Principales réalisations
RM 63-02 World Timer (2017)
La première montre de cette série fut présentée avec succès en 2013 au Salon international de la haute horlogerie. Créée pour les grands voyageurs, elle a fait forte impression grâce à son mécanisme de minuterie mondiale complexe, mais facile d’utilisation. Cette nouvelle version propose encore plus d’innovations avec un nouveau mouvement automatique, un calibre en titane et une lunette tournante indiquant les fuseaux horaires.

RM 19-02 Tourbillon fleur (2015)
Avec ce modèle, Richard Mille revisite la tradition horlogère des automates, avec une fleur de magnolia qui s’ouvre et se ferme au gré des minutes ou sur demande. En plus du raffinement de cette fleur fabriquée et peinte à la main, le tourbillon s’ouvre et soulève un diamant pour imiter le mouvement d’éclosion de la fleur. Le mécanisme permettant ce ballet est très complexe, cinq leviers sont dissimulés sous les pétales et un pignon actionne le tourbillon volant.

RM 27 Tourbillon (2010)
Il s’agit de la montre mécanique à tourbillon la plus légère du monde. Richard Mille l’a créé pour le tennisman Rafael Nadal, qui la portait lors de ses tournois victorieux à Roland Garros, Wimbledon et l’US Open. Suite à cette création, la collaboration entre Rafael Nadal et Richard Mille fut répétée à trois reprises.

RM 07-01 My Fair Lady (2014)
Ce modèle féminin répond à la demande d’une clientèle exigeante, alliant harmonie, élégance et technicité. En effet, même si cette montre se présente comme un bijou avec ses nombreux diamants, elle condense des mécanismes innovants laissés visibles par un mouvement squeletté.
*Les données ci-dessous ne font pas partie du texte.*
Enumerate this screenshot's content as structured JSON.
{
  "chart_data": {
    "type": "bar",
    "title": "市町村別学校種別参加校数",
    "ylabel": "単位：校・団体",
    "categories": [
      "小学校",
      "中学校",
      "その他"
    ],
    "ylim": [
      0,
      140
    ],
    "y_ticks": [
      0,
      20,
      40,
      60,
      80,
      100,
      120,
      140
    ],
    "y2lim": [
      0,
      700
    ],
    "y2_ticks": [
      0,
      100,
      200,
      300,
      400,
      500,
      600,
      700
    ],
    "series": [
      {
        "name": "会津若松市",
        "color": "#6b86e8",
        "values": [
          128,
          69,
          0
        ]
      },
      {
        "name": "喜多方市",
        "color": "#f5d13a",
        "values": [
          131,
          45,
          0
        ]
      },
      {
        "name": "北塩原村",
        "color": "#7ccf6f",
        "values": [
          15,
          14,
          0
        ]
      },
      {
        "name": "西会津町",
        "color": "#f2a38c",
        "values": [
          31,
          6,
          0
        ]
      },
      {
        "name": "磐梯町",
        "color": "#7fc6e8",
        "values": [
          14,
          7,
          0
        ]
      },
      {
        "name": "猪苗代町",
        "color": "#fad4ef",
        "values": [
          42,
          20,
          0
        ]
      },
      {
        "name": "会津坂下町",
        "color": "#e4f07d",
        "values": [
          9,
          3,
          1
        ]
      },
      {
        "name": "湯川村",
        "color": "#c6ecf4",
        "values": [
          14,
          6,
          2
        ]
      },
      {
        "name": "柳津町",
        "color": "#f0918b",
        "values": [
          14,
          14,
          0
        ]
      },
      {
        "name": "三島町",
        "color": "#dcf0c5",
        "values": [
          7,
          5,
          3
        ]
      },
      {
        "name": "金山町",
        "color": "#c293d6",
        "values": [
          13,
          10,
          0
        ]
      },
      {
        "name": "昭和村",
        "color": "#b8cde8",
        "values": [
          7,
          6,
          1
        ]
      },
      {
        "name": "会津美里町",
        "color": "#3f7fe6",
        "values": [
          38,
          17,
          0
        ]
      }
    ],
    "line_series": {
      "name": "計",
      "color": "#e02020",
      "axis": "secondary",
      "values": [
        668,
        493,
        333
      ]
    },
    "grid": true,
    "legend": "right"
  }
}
Depuis, plusieurs autres versions de montres féminines ont été produites par Richard Mille, la plus récente comportant un boîtier réalisé à partir de blocs de saphir rose.

Le jury
Cette année, le jury était composé de Régis Huguenin, conservateur du MIH et président du jury, Jean-Michel Piguet, conservateur-adjoint du MIH, Henry John Belmont, consultant en horlogerie, Patrick Dubois, président du Laboratoire Dubois, Estelle Fallet, conservatrice en chef du Musée d’art et d’histoire de Genève, Stephen Forsey, président de Greubel Forsey, Joël Grandjean, journaliste et rédacteur en chef de Watchonista.com, Morghan Mootoosamy, conservateur du Musée d’horlogerie du Locle, Château des Monts, Dominique Mouret, pendulier-restaurateur, Nicolas Rossé, journaliste économique à la RTS, Nathalie Tissot, professeure de propriété intellectuelle à l’Université de Neuchâtel, Sylvain Varone, responsable du secteur horlogerie du Centre interrégional de formation des Montagnes neuchâteloises, et Janine Vuilleumier, rédactrice en chef de la Revue FH.